Graphene nanopore-based two-dimensional membranes are very promising for gas separation. However, the potential of porous graphene membranes for alkane separations has not been fully tapped, owing to the complex effects of molecular chain length on their permeation. Here, we systematically study the permeation of hydrocarbon molecules through graphene nanopores via the molecular dynamics simulation method. The results show that the permeation of hydrocarbon molecules with different chain lengths nearly has no difference for pores with various sizes. This undifferentiated permeation is reflected not only in the penetration rate but also in the permeation time, molecular incident angle, and density in the pore. The mutual offset between the contributions of molecular adsorption and molecular mass to the permeation rate can be responsible for the undifferentiated permeation.
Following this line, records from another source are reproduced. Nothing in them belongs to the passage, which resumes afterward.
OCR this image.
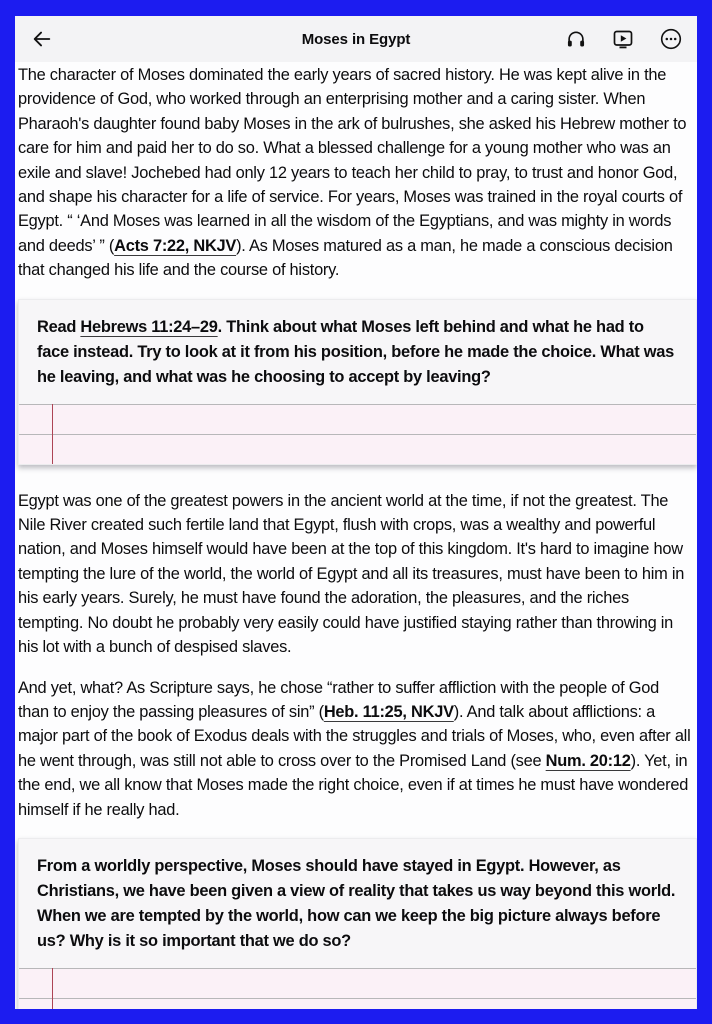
Moses in Egypt

The character of Moses dominated the early years of sacred history. He was kept alive in the providence of God, who worked through an enterprising mother and a caring sister. When Pharaoh's daughter found baby Moses in the ark of bulrushes, she asked his Hebrew mother to care for him and paid her to do so. What a blessed challenge for a young mother who was an exile and slave! Jochebed had only 12 years to teach her child to pray, to trust and honor God, and shape his character for a life of service. For years, Moses was trained in the royal courts of Egypt. “ ‘And Moses was learned in all the wisdom of the Egyptians, and was mighty in words and deeds’ ” (Acts 7:22, NKJV). As Moses matured as a man, he made a conscious decision that changed his life and the course of history.

Read Hebrews 11:24–29. Think about what Moses left behind and what he had to face instead. Try to look at it from his position, before he made the choice. What was he leaving, and what was he choosing to accept by leaving?

Egypt was one of the greatest powers in the ancient world at the time, if not the greatest. The Nile River created such fertile land that Egypt, flush with crops, was a wealthy and powerful nation, and Moses himself would have been at the top of this kingdom. It's hard to imagine how tempting the lure of the world, the world of Egypt and all its treasures, must have been to him in his early years. Surely, he must have found the adoration, the pleasures, and the riches tempting. No doubt he probably very easily could have justified staying rather than throwing in his lot with a bunch of despised slaves.

And yet, what? As Scripture says, he chose “rather to suffer affliction with the people of God than to enjoy the passing pleasures of sin” (Heb. 11:25, NKJV). And talk about afflictions: a major part of the book of Exodus deals with the struggles and trials of Moses, who, even after all he went through, was still not able to cross over to the Promised Land (see Num. 20:12). Yet, in the end, we all know that Moses made the right choice, even if at times he must have wondered himself if he really had.

From a worldly perspective, Moses should have stayed in Egypt. However, as Christians, we have been given a view of reality that takes us way beyond this world. When we are tempted by the world, how can we keep the big picture always before us? Why is it so important that we do so?
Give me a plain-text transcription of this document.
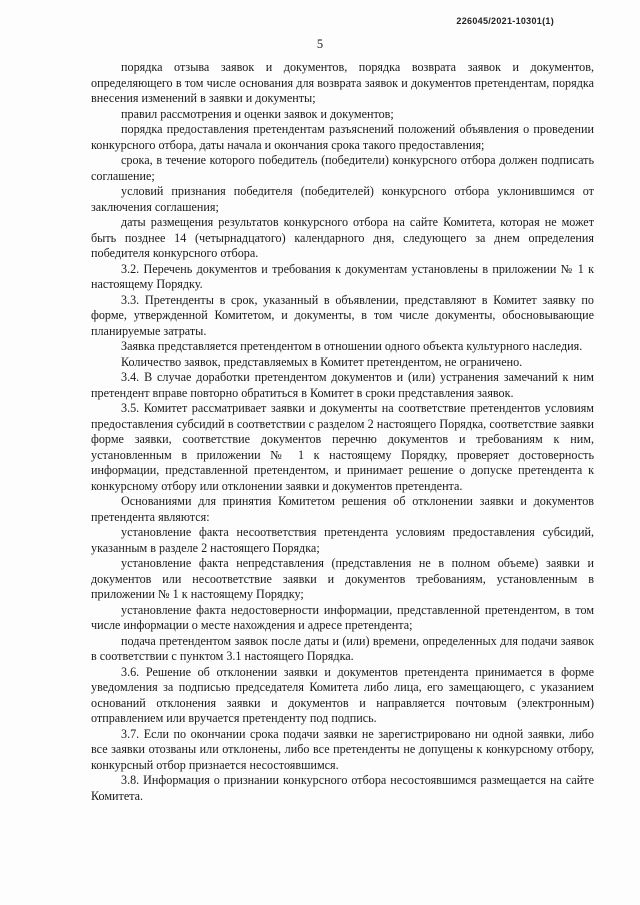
226045/2021-10301(1)
5

порядка отзыва заявок и документов, порядка возврата заявок и документов, определяющего в том числе основания для возврата заявок и документов претендентам, порядка внесения изменений в заявки и документы;

правил рассмотрения и оценки заявок и документов;

порядка предоставления претендентам разъяснений положений объявления о проведении конкурсного отбора, даты начала и окончания срока такого предоставления;

срока, в течение которого победитель (победители) конкурсного отбора должен подписать соглашение;

условий признания победителя (победителей) конкурсного отбора уклонившимся от заключения соглашения;

даты размещения результатов конкурсного отбора на сайте Комитета, которая не может быть позднее 14 (четырнадцатого) календарного дня, следующего за днем определения победителя конкурсного отбора.

3.2. Перечень документов и требования к документам установлены в приложении № 1 к настоящему Порядку.

3.3. Претенденты в срок, указанный в объявлении, представляют в Комитет заявку по форме, утвержденной Комитетом, и документы, в том числе документы, обосновывающие планируемые затраты.

Заявка представляется претендентом в отношении одного объекта культурного наследия.

Количество заявок, представляемых в Комитет претендентом, не ограничено.

3.4. В случае доработки претендентом документов и (или) устранения замечаний к ним претендент вправе повторно обратиться в Комитет в сроки представления заявок.

3.5. Комитет рассматривает заявки и документы на соответствие претендентов условиям предоставления субсидий в соответствии с разделом 2 настоящего Порядка, соответствие заявки форме заявки, соответствие документов перечню документов и требованиям к ним, установленным в приложении № 1 к настоящему Порядку, проверяет достоверность информации, представленной претендентом, и принимает решение о допуске претендента к конкурсному отбору или отклонении заявки и документов претендента.

Основаниями для принятия Комитетом решения об отклонении заявки и документов претендента являются:

установление факта несоответствия претендента условиям предоставления субсидий, указанным в разделе 2 настоящего Порядка;

установление факта непредставления (представления не в полном объеме) заявки и документов или несоответствие заявки и документов требованиям, установленным в приложении № 1 к настоящему Порядку;

установление факта недостоверности информации, представленной претендентом, в том числе информации о месте нахождения и адресе претендента;

подача претендентом заявок после даты и (или) времени, определенных для подачи заявок в соответствии с пунктом 3.1 настоящего Порядка.

3.6. Решение об отклонении заявки и документов претендента принимается в форме уведомления за подписью председателя Комитета либо лица, его замещающего, с указанием оснований отклонения заявки и документов и направляется почтовым (электронным) отправлением или вручается претенденту под подпись.

3.7. Если по окончании срока подачи заявки не зарегистрировано ни одной заявки, либо все заявки отозваны или отклонены, либо все претенденты не допущены к конкурсному отбору, конкурсный отбор признается несостоявшимся.

3.8. Информация о признании конкурсного отбора несостоявшимся размещается на сайте Комитета.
Finally, we propose that the selectively separation of alkanes through graphene nanopores can be realized by the molecular-orientation sieving effect, that is, the diverse difficulty level for the hydrocarbon molecules of adjusting to the upright orientation in the nanopore with a certain depth. The proposed scheme is numerically verified by a selectivity of 13.6 for ethane relative to n-hexane through a three-layer pore with the same size.

Automated summary

Graphene nanopore-based two-dimensional membranes show great promise for gas separation. However, the potential of porous graphene membranes for alkane separations remains underutilized due to the complex effects of molecular chain length on permeation. Through molecular dynamics simulation, we demonstrate that hydrocarbon molecules of different chain lengths exhibit nearly identical permeation behavior through graphene nanopores of varying sizes. This undifferentiated permeation is influenced by factors such as penetration rate, permeation time, molecular incident angle, and density within the pore. Furthermore, we propose a molecular-orientation sieving effect as a means of selectively separating alkanes through graphene nanopores, based on the varying difficulty of hydrocarbon molecules in achieving an upright orientation within the pores.